What a day. I recently introduced Matt to the The Spoon Theory, which is a really interesting and, to me, pretty apt metaphor for day to day life with a lame chronic illness. We’ve been using it a lot around the house. Basically, I have a limited number of “spoons” every day. So, this morning, I used up all of my spoons doing four loads of laundry and then running a few other errands, got home at noon and immediately had to get back in bed. I’m going to blame it on the change of season we’re experiencing, but my fatigue has been out of control for the past few days, and nothing seems to help it. I was in and out of bed for most of the day, but miraculously managed to go to a class at the gym, which helped temporarily.

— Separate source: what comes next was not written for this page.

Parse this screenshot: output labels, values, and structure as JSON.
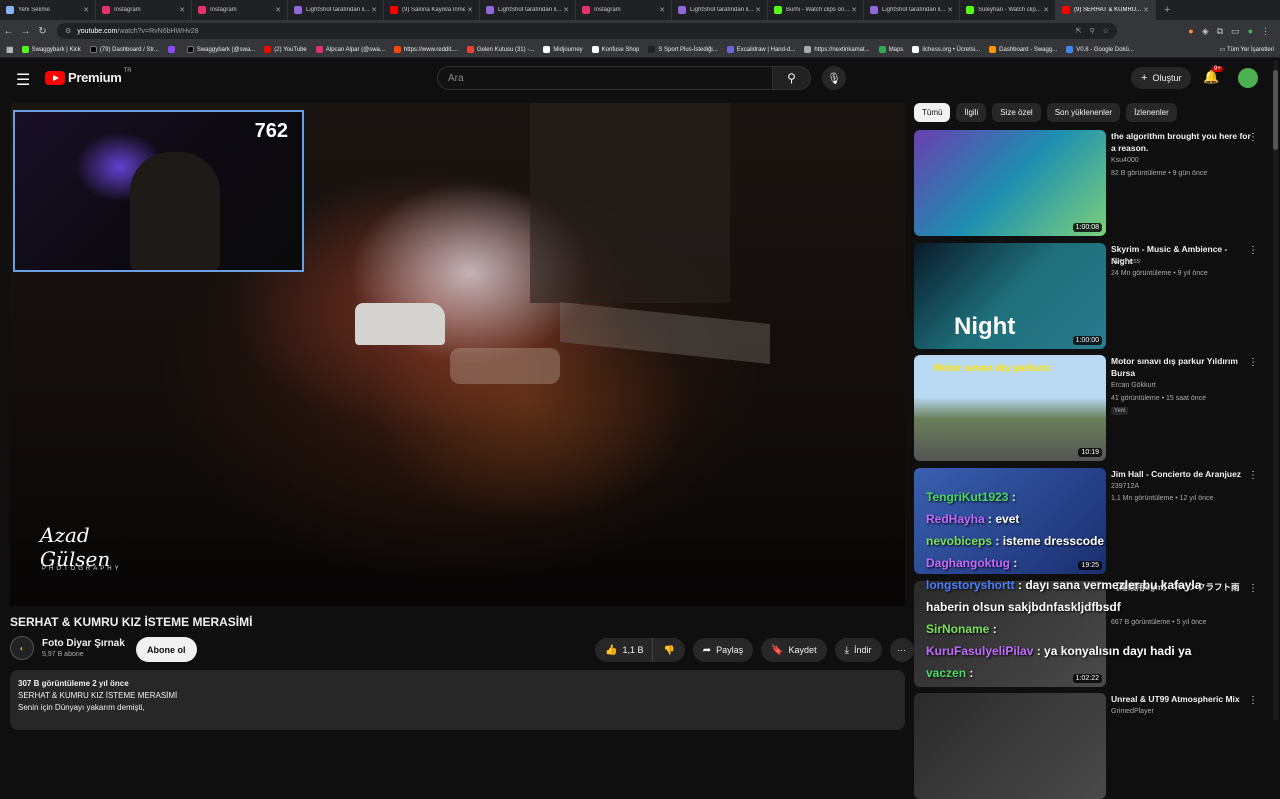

I wanted a really carby dinner so that I could help convince my body that sleeping all the way through the night was an awesome idea. Mondays are hard enough without waking up six times the night before. So, we had spaghetti with eggplant and zucchini marinara. The most exciting part: I finally got eggplant to taste like food instead of, I don’t know, shoes. I did some research and had Matt do the prepwork while I was at the gym. He diced the eggplant and salted it for 15 minutes, then rinsed. It cut the bitterness way down. And brought the deliciousness level way up.

Donna taught me how to make marinara back in the spring, and I should’ve written down her method because it was really good. Now, I kind of improvise based on what I remember. Tonight, I cooked the zucchini and eggplant pieces until soft over medium-high heat. Then I added tomato paste (~1 tbsp, I think) and stirred that around for a minute or two. Then came a can of crushed tomatoes. When that heated through, I added a few tablespoons of dry white wine, cooked until it evaporated, added some rosemary and called it done.

I also had a salad with mixed greens, a Cherokee Purple tomato, about 1/4 of a big cucumber (thanks, Livia!), some feta, and a quick lemon vinaigrette.

I took the pictures on the stove, sorry they look extra weird.

Oh, this nut butter discovery of mine is going to be a problem. Today I found some raw cashews in the refrigerator, immediately made cashew butter, and it seems to have mysteriously disappeared. And I feel extra full. SUSPICIOUS.